What I secretly long for is impossible: politics that is philosophical like Plato, moral like Confucius, revolutionary like Marx, and strategic like Chanakya, messy yet efficient, practical yet visionary. Since this mix does not exist, I end up irritated again. Perhaps the wiser path is to accept that politics is always imperfect, always compromised, and always human.
And yet, irritation is not entirely useless. Aristotle reminded us that emotions are natural. We feel anger or annoyance when something we value is missing. My irritation, then, is not just bitterness; it is a sign of care. I am irritated because I love. Because I love my country, my people, and my identity as a Nepali living abroad. My sighs, my eye rolls, and my mutterings are not indifference. They are clumsy ways of holding on.
So yes, politics irritates me. The same faces return. Slogans float without weight. Corruption weaves through every corner. Hero worship replaces serious debate. And modern campaigns feel like soulless marketing. Yet I also irritate myself, being too skeptical, too romantic, and too eager to hide behind clever cynicism instead of daring to hope.
And now, with the recent wave of youth activism, I watch a new generation step into the arena, smart, creative, and full of ideas, yet also confused, overambitious, and sometimes lost. It feels like Samudra Manthan, the great churning before the nectar of wisdom and progress appears. Many are messy, some are bitter, some are sweet, but the final outcome is unknown. The chaos continues.

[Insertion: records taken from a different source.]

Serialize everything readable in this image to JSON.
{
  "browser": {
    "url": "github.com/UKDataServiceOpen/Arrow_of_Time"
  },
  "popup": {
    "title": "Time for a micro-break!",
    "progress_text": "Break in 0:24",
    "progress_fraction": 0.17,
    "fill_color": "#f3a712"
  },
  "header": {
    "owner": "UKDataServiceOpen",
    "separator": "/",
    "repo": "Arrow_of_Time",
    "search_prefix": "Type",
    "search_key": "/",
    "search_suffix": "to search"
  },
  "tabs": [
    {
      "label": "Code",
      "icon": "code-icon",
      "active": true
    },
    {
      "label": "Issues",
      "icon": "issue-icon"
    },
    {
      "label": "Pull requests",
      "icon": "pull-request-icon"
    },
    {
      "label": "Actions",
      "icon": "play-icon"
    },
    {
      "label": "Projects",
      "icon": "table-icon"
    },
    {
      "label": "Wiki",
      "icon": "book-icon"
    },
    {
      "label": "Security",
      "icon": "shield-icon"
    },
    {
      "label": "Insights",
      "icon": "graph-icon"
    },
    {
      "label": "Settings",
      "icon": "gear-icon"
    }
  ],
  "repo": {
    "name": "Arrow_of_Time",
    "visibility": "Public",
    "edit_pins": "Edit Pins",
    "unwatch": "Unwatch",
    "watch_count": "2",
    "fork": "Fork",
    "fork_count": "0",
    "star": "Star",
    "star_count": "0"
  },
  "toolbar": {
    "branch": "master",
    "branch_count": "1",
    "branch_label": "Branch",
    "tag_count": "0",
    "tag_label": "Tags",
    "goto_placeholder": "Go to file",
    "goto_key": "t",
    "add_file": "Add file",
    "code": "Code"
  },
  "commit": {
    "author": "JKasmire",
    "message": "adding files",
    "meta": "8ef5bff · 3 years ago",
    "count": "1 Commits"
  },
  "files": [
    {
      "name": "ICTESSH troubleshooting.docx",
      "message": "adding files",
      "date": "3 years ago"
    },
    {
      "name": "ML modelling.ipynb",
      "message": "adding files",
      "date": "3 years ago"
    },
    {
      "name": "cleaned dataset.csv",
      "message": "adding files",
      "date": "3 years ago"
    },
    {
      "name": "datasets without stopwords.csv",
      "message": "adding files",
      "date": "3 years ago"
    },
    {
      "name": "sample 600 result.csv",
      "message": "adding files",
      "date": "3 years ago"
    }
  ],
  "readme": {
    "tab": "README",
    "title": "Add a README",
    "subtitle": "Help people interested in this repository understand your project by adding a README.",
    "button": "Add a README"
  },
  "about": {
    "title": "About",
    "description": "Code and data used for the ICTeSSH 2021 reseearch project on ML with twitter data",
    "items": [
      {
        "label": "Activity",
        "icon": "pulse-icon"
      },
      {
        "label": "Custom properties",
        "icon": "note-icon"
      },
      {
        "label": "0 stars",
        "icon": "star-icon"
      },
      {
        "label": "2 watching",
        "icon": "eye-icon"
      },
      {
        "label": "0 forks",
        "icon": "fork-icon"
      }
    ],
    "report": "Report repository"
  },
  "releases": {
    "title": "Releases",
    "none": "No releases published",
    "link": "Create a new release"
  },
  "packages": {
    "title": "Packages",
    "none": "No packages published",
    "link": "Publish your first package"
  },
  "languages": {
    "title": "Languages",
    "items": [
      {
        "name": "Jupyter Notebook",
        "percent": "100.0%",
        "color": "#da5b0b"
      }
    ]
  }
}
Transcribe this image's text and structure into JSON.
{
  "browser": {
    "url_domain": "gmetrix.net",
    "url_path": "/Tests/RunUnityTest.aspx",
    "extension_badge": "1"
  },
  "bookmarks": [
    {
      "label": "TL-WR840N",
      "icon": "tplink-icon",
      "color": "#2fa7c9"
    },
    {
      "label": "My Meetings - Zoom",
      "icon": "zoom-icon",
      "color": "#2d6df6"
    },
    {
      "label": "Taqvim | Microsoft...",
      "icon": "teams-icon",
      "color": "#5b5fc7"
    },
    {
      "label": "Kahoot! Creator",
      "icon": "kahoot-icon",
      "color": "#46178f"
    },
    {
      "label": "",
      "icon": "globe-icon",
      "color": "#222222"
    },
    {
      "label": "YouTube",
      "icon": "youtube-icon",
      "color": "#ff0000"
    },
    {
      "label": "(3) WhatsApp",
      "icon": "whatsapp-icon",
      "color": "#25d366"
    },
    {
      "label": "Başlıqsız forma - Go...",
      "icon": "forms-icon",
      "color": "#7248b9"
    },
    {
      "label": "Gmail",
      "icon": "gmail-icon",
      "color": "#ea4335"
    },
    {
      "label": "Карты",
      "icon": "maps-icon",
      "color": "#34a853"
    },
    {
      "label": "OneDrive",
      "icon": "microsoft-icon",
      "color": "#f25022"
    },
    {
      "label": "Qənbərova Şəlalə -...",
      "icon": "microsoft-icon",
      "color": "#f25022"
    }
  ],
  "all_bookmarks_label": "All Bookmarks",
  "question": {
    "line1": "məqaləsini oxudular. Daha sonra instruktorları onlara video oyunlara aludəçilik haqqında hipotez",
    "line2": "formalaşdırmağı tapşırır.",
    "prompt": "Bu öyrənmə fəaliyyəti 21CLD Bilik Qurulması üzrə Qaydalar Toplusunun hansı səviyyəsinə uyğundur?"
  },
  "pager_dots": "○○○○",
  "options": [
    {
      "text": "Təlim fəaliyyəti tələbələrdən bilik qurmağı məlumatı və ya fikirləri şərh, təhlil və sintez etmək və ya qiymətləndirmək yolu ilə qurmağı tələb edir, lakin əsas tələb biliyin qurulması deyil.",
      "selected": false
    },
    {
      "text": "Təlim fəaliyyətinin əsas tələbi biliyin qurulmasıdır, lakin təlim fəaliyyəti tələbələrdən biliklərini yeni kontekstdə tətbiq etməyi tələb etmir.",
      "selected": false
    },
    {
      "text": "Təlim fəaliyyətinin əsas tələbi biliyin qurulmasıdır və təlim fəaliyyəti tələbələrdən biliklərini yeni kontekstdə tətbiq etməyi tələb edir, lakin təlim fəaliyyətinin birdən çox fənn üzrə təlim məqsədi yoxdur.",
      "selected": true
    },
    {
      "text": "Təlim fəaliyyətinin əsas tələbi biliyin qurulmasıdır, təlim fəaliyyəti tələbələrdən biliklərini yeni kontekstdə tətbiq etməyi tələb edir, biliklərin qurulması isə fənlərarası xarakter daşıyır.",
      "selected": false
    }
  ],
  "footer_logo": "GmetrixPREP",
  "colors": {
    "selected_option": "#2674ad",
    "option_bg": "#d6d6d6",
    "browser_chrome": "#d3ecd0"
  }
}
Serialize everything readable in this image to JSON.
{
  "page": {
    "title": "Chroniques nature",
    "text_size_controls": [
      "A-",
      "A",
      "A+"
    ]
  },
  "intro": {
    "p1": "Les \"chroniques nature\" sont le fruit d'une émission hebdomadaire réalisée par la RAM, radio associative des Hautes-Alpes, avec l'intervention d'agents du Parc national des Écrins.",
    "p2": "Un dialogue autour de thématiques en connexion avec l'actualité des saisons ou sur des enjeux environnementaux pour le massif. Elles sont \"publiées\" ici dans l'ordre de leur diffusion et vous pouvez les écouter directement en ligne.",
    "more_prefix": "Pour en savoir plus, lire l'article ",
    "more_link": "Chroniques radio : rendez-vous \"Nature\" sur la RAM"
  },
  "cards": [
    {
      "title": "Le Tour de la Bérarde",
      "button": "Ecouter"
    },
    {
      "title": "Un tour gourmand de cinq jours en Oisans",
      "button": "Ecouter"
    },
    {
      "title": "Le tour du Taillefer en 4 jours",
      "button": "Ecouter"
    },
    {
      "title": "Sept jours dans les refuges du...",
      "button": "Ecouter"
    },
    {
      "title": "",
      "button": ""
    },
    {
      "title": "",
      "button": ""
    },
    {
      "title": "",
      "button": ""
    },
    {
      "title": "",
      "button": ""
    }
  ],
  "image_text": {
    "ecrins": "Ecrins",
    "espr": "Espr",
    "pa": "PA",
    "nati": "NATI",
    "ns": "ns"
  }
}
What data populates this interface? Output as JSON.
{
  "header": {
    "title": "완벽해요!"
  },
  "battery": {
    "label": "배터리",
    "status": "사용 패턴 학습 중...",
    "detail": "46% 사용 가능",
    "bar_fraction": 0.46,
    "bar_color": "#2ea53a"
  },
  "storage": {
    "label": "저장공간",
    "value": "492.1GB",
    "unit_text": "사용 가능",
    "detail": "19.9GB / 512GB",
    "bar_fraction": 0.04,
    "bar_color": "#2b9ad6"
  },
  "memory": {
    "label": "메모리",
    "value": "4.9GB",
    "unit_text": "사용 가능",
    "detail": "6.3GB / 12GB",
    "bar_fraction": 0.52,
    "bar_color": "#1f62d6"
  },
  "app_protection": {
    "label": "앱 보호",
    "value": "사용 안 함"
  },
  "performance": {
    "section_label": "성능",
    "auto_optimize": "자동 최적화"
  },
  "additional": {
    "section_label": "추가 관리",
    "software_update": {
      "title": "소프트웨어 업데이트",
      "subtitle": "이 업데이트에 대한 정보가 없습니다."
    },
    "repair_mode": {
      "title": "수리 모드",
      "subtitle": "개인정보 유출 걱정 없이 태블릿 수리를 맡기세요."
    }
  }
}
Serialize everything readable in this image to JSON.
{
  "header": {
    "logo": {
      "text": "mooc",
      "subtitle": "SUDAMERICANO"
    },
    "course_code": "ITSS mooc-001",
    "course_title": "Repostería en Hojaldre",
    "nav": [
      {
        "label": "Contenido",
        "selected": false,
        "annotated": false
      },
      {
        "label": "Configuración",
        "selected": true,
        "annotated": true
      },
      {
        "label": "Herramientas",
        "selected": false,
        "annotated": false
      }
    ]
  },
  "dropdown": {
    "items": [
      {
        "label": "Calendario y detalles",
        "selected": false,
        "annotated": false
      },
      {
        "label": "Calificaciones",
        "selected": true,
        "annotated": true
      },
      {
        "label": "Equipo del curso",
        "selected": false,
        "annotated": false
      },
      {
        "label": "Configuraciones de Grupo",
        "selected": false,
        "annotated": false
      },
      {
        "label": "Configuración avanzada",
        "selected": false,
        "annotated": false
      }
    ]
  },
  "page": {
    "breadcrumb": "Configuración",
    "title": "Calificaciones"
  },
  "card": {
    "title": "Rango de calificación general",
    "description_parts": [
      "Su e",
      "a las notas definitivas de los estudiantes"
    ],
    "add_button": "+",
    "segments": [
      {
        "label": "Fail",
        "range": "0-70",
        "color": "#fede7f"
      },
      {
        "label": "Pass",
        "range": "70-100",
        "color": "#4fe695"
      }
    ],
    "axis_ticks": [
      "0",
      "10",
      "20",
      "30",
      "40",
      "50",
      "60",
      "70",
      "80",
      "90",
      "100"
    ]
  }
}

Still, irritation has its own meaning. It shows love, however messy and imperfect. A love that refuses to give up, even when disappointed. A love that sighs and groans and laughs at itself but continues anyway. So, I will keep rolling my eyes at recycled leaders, groaning at empty promises, and grumbling at corruption.
Nepali politics irritates me, yes. And maybe this irritation, this restless, uneasy love, is the only thing that keeps me watching, caring, and hoping, even amid the churning that has yet to settle.